For Engineers and Other Geniuses Who Cannot Spell

My dad was an industrial engineer and his spellings were creative. His colleagues shared that talent. When I taught college, many of my students were engineering majors, demonstrating that skill to a remarkable degree. This is no scientific study, but so far, among engineers whose writing I’ve seen, I have met only a few who had no quarrels with English spelling. For the rest of you, I offer comfort. There’s nothing wrong with you.

First, consistent spelling is a new concept. It’s only been about 250 years since dictionary-writers began standardizing English spelling. It turned out to be important: if we agree on most spellings, we are more likely to understand each other, and computer systems, including the internet, have a better chance of working. Software engineers master the spellings they need. The way our brains are wired, most people easily and automatically learn to speak, but spelling is not included. 

Second, I do see most misspellings as the sign of a creative mind. I suspect that engineers who focus on a result, seeking potential ways to get there, are doing that with spelling. I knew an engineer who could spell the Boy Scouts’ Webelos program six ways, and that’s about how many ways people spell Gwyn, until their email bounces. When anyone replicates the name on my birth certificate, I feel pleasantly shocked: this person is observant! This person cares! I hate it when I misspell someone’s name, and yet, sometimes I do.

Third, English is insane. Would Spanish-speakers need to study spelling for years? English began as a Germanic language, retained those spellings even after pronunciations changed and some letters turned silent (night, knight, house, mouse), borrowed French words and French spelling patterns during centuries of occupation, complicated spelling to look more like Greek or Latin or even Dutch (tongue, rhyme, debt), and borrowed words from all over the world. No official body regulates the language, unlike most other major languages.

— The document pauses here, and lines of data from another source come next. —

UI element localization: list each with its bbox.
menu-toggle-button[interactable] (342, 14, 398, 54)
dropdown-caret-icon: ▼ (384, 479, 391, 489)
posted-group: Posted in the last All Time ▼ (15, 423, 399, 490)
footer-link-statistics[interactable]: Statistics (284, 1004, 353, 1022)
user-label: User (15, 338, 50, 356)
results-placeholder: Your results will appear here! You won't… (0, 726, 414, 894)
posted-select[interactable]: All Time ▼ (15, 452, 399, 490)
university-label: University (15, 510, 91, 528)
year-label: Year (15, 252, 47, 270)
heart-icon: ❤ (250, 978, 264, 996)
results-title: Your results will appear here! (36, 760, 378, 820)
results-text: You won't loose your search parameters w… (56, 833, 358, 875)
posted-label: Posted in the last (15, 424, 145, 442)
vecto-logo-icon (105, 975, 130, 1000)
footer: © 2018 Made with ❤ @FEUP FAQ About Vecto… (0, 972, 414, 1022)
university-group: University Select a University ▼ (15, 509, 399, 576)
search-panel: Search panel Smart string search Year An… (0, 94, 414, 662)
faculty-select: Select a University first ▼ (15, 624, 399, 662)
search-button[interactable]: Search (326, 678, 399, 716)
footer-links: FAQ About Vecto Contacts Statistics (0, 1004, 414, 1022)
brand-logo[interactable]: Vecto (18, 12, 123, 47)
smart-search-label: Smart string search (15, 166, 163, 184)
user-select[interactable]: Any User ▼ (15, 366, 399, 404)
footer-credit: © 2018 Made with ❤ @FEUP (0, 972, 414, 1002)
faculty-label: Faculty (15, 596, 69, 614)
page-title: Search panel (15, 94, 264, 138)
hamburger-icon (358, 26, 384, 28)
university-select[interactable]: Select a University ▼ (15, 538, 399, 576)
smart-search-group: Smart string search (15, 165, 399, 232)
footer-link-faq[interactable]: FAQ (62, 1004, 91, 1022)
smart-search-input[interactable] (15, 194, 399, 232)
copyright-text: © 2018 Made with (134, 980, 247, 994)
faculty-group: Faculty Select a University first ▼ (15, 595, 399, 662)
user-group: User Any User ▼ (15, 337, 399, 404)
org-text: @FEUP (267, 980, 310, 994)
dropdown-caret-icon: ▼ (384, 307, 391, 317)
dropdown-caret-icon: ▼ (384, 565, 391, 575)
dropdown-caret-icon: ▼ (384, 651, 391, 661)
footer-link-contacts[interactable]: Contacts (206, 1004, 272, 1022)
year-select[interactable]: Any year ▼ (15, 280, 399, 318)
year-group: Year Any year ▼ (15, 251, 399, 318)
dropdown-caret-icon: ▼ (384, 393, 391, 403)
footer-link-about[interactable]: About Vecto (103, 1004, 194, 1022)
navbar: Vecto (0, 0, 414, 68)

Attempts to simplify spelling have come and gone, affecting each English dialect differently. Centre and honour became center and honor in the US, but not in all English-speaking countries. Catalog and dialog have replaced catalogue and dialogue more recently. Reforms that cut semantic ties face resistance: sign, without its silent g, would no longer suggest signature and signatory, but even reforms that seem harmless, like though to tho and through to thru, didn’t catch on for formal writing. In short, English spelling, with all its phonetic rules and many exceptions, even for native speakers, is a nightmare.

Fourth, even people who remember most spellings have gaps. When Spellcheck was invented, I was shocked to realize I habitually misspelled several words, most ending in -ent or -ant. I still catch myself there. 

Fifth, we store our vocabulary phonetically. I often switch me and be. There is no semantic connection, only phonetic. So, if you type one for won, now you know why. Be kind to yourself. Even people who usually rock there / they’re / their or it’s / its will occasionally make those errors just because they are homonyms, and Spellcheck sometimes corrects those incorrectly. It’s only embarrassing for those in my line of work. 

Some people will judge you for creative spelling. I don’t. I standardize those for my clients to protect them from the hard, cold world with its limited spelling imagination, and I smile at your innovations. Bless your ever-loving engineering heart and your creative brain making our high-tech world a better place.